SSEC +0.26%, CSI300 -0.3%
Securities firms rally on improving fundamentals -analyst
Sino-U.S. tensions, profit booking limit broader gains
SHANGHAI, Aug 6 (Reuters) - China's benchmark Shanghai Composite Index ended higher for a fifth straight session on Thursday, as a rally in financial and materials stocks offset worries about rising Sino-U.S. tensions that had earlier weighed on the index.
** At the close, the Shanghai Composite index .SSEC was up 0.26% at 3,386.46, ending higher for a fifth straight day.
** The financial sector sub-index .CSI300FS added 1.48%, and securities firms .CSI399707 jumped 3.48%.
** The rise was a matter of fundamentals, reflecting signs of improving performance at securities firms, said Zhang Gang, an analyst with China Central Securities. Expectations of possible consolidation in the sector had also boosted interest, he added.

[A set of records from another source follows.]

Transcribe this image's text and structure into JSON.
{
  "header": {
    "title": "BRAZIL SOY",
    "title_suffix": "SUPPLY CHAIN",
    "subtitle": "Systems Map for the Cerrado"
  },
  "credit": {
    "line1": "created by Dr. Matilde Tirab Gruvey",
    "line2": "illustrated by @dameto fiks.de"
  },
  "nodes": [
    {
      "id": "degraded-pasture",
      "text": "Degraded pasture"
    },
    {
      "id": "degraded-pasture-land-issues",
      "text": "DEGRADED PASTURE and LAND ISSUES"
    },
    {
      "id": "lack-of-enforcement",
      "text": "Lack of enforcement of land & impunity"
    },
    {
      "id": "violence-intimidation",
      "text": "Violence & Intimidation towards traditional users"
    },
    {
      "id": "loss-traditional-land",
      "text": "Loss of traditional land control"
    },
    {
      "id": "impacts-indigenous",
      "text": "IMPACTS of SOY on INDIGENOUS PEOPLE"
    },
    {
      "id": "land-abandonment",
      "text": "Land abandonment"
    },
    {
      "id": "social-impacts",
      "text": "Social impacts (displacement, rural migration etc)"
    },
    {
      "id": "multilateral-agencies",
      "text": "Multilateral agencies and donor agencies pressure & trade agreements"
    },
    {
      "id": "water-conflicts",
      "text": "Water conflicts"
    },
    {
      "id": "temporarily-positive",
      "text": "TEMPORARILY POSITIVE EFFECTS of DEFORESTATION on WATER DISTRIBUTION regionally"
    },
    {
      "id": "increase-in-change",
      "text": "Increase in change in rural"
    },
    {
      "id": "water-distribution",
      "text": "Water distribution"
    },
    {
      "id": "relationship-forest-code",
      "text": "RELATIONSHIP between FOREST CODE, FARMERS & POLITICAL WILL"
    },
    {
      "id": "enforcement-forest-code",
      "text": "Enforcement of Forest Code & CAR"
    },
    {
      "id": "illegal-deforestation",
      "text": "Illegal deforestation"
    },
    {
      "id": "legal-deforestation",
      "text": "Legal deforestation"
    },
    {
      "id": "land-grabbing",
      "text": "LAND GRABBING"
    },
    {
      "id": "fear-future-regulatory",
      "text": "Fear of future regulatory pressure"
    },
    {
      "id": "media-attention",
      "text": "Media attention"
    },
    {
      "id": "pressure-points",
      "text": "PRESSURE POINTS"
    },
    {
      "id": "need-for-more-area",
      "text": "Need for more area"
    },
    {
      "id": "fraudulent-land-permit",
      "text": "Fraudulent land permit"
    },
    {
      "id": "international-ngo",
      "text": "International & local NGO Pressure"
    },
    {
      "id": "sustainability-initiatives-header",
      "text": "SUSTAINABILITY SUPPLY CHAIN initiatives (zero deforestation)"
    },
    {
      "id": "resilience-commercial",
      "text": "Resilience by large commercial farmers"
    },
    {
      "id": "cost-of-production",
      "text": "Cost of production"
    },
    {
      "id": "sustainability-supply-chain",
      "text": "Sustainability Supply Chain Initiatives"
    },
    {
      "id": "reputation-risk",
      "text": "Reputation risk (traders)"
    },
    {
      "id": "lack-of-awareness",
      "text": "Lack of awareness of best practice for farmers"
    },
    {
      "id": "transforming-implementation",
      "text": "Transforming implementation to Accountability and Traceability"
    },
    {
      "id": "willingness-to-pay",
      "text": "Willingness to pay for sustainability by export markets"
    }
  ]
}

** Materials firms also rallied, led by gold miners as prices of the precious metal touched new highs. Zijin Mining 601899.SS ended 8.78% higher and Juling Gold 600988.SS soared 9.98%.

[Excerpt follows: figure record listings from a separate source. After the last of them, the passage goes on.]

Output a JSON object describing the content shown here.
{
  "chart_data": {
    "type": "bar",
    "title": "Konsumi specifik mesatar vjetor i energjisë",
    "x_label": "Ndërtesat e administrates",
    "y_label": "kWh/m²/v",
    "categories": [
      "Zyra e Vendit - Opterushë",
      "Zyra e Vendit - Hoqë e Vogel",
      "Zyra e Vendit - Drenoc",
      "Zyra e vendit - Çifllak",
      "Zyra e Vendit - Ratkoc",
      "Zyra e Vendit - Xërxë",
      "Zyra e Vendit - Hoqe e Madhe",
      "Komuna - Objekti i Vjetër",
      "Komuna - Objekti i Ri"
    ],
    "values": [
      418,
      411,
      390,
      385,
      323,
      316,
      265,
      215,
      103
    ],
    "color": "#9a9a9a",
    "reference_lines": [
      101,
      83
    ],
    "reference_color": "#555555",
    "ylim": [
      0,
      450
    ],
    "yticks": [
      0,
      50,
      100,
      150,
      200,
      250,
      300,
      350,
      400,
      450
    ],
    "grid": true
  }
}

** But Sino-U.S. tensions continued to weigh on sentiment, while profit-taking pulled down sectors that have rallied in recent days.
** The blue-chip CSI300 index .CSI300 finished down 0.3%, with the consumer staples sector .CSI000912 down 2.03% and the healthcare sub-index .CSI300HC down 2.84%.

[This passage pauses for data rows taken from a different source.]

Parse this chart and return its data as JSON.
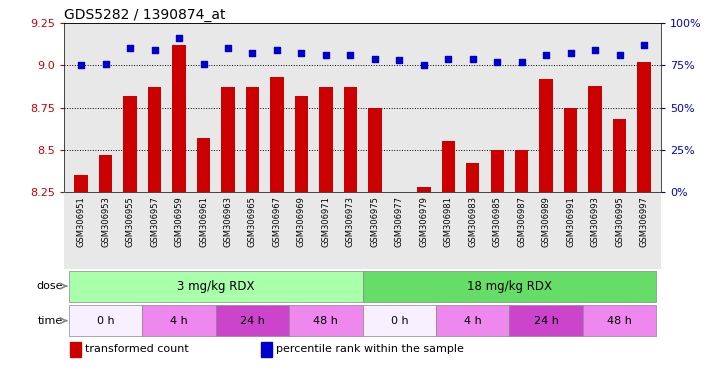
{
  "title": "GDS5282 / 1390874_at",
  "samples": [
    "GSM306951",
    "GSM306953",
    "GSM306955",
    "GSM306957",
    "GSM306959",
    "GSM306961",
    "GSM306963",
    "GSM306965",
    "GSM306967",
    "GSM306969",
    "GSM306971",
    "GSM306973",
    "GSM306975",
    "GSM306977",
    "GSM306979",
    "GSM306981",
    "GSM306983",
    "GSM306985",
    "GSM306987",
    "GSM306989",
    "GSM306991",
    "GSM306993",
    "GSM306995",
    "GSM306997"
  ],
  "transformed_count": [
    8.35,
    8.47,
    8.82,
    8.87,
    9.12,
    8.57,
    8.87,
    8.87,
    8.93,
    8.82,
    8.87,
    8.87,
    8.75,
    8.25,
    8.28,
    8.55,
    8.42,
    8.5,
    8.5,
    8.92,
    8.75,
    8.88,
    8.68,
    9.02
  ],
  "percentile_rank": [
    75,
    76,
    85,
    84,
    91,
    76,
    85,
    82,
    84,
    82,
    81,
    81,
    79,
    78,
    75,
    79,
    79,
    77,
    77,
    81,
    82,
    84,
    81,
    87
  ],
  "ylim_left": [
    8.25,
    9.25
  ],
  "ylim_right": [
    0,
    100
  ],
  "bar_color": "#cc0000",
  "dot_color": "#0000cc",
  "bg_color": "#e8e8e8",
  "dose_colors": [
    "#aaffaa",
    "#66dd66"
  ],
  "time_colors_0h": "#f8f0ff",
  "time_colors_4h": "#ee88ee",
  "time_colors_24h": "#cc44cc",
  "time_colors_48h": "#ee88ee",
  "dose_labels": [
    "3 mg/kg RDX",
    "18 mg/kg RDX"
  ],
  "time_labels": [
    "0 h",
    "4 h",
    "24 h",
    "48 h",
    "0 h",
    "4 h",
    "24 h",
    "48 h"
  ],
  "legend_items": [
    "transformed count",
    "percentile rank within the sample"
  ],
  "legend_colors": [
    "#cc0000",
    "#0000cc"
  ],
  "yticks_left": [
    8.25,
    8.5,
    8.75,
    9.0,
    9.25
  ],
  "yticks_right": [
    0,
    25,
    50,
    75,
    100
  ],
  "ytick_right_labels": [
    "0%",
    "25%",
    "50%",
    "75%",
    "100%"
  ]
}
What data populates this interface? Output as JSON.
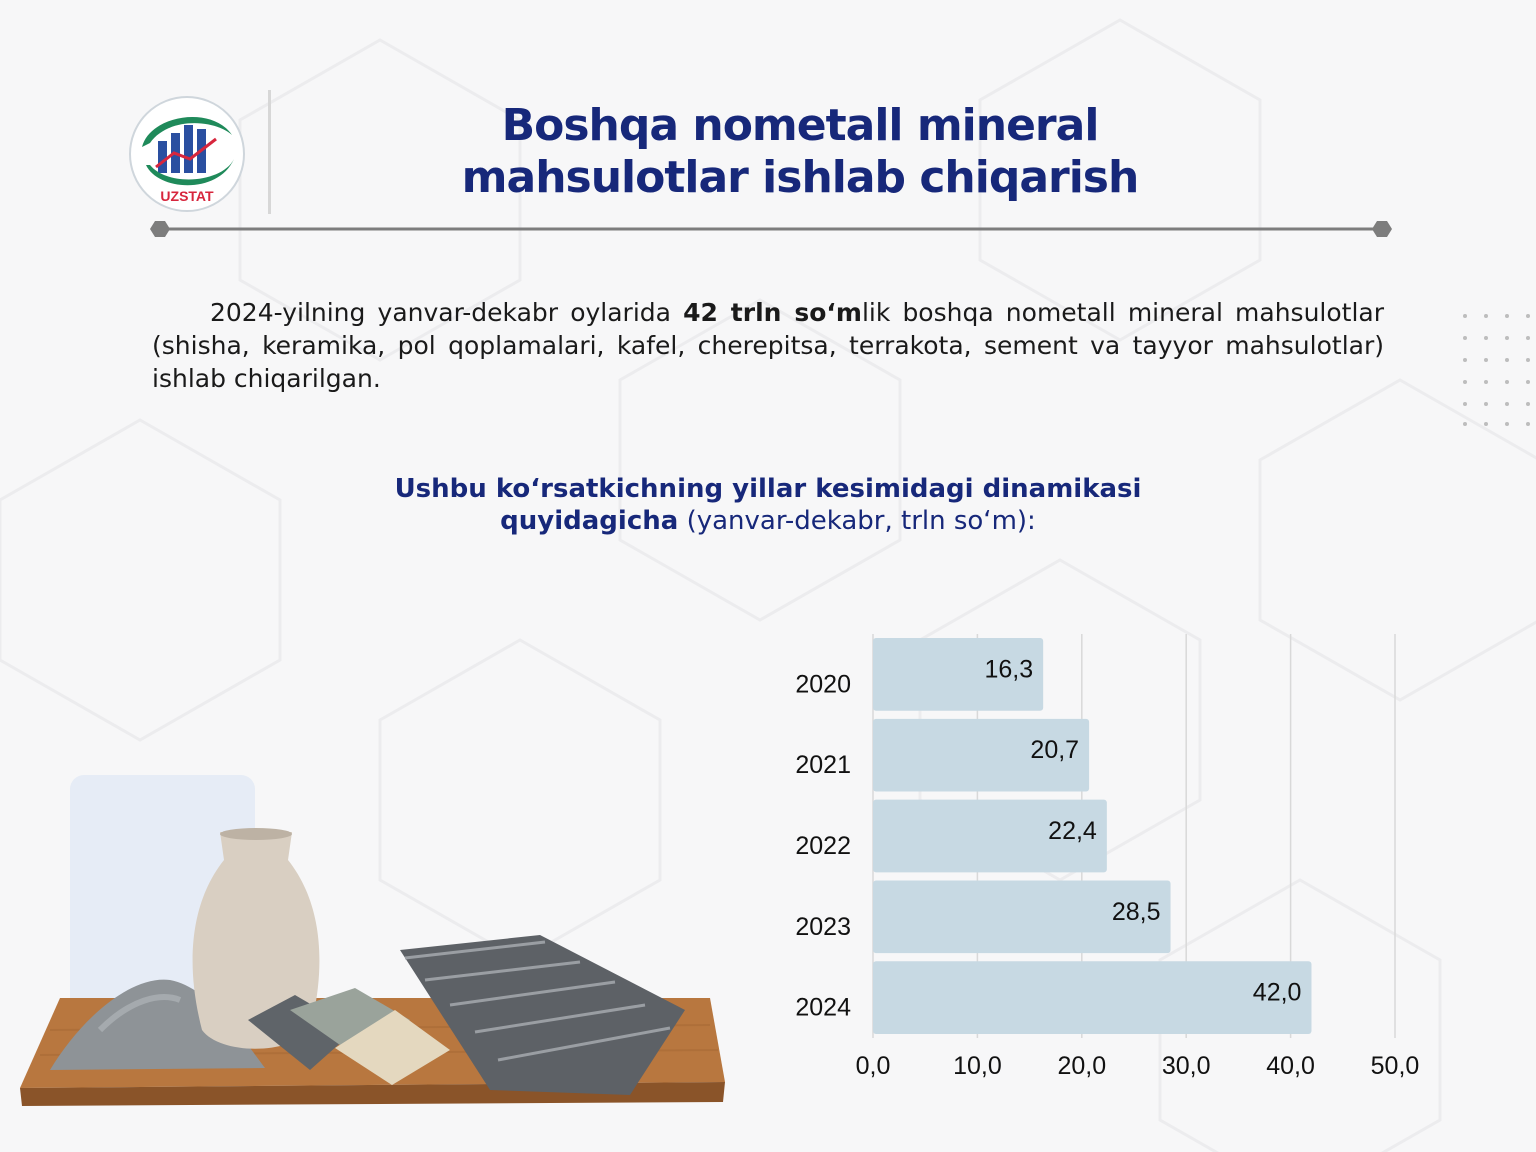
{
  "header": {
    "logo_text": "UZSTAT",
    "title_line1": "Boshqa nometall mineral",
    "title_line2": "mahsulotlar ishlab chiqarish"
  },
  "intro": {
    "before_bold": "2024-yilning yanvar-dekabr oylarida ",
    "bold": "42 trln so‘m",
    "after_bold": "lik boshqa nometall mineral mahsulotlar (shisha, keramika, pol qoplamalari, kafel, cherepitsa, terrakota, sement va tayyor mahsulotlar) ishlab chiqarilgan."
  },
  "subtitle": {
    "bold_line1": "Ushbu ko‘rsatkichning yillar kesimidagi dinamikasi",
    "bold_line2": "quyidagicha",
    "normal": " (yanvar-dekabr, trln so‘m):"
  },
  "colors": {
    "title": "#17287a",
    "bar": "#c7d9e3",
    "grid": "#d9d9d9"
  },
  "chart_data": {
    "type": "bar",
    "orientation": "horizontal",
    "categories": [
      "2020",
      "2021",
      "2022",
      "2023",
      "2024"
    ],
    "values": [
      16.3,
      20.7,
      22.4,
      28.5,
      42.0
    ],
    "value_labels": [
      "16,3",
      "20,7",
      "22,4",
      "28,5",
      "42,0"
    ],
    "xlim": [
      0,
      50
    ],
    "xticks": [
      0,
      10,
      20,
      30,
      40,
      50
    ],
    "xtick_labels": [
      "0,0",
      "10,0",
      "20,0",
      "30,0",
      "40,0",
      "50,0"
    ],
    "grid": true,
    "title": "",
    "xlabel": "",
    "ylabel": ""
  }
}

** U.S. President Donald Trump's administration said on Wednesday it was stepping up efforts to purge "untrusted" Chinese apps from U.S. digital networks and called the Chinese-owned short-video app TikTok and messenger app WeChat "significant threats".
** The smaller Shenzhen index .SZSC ended down 0.62% and the start-up board ChiNext Composite index .CNT shed 1.604%.
** Around the region, MSCI's Asia ex-Japan stock index .MIAPJ0000PUS was firmer by 0.25%, while Japan's Nikkei index .N225 closed down 0.43%.
** At 07:08 GMT, the yuan CNY=CFXS was quoted at 6.9464 per U.S. dollar, 0.16% weaker than the previous close of 6.935.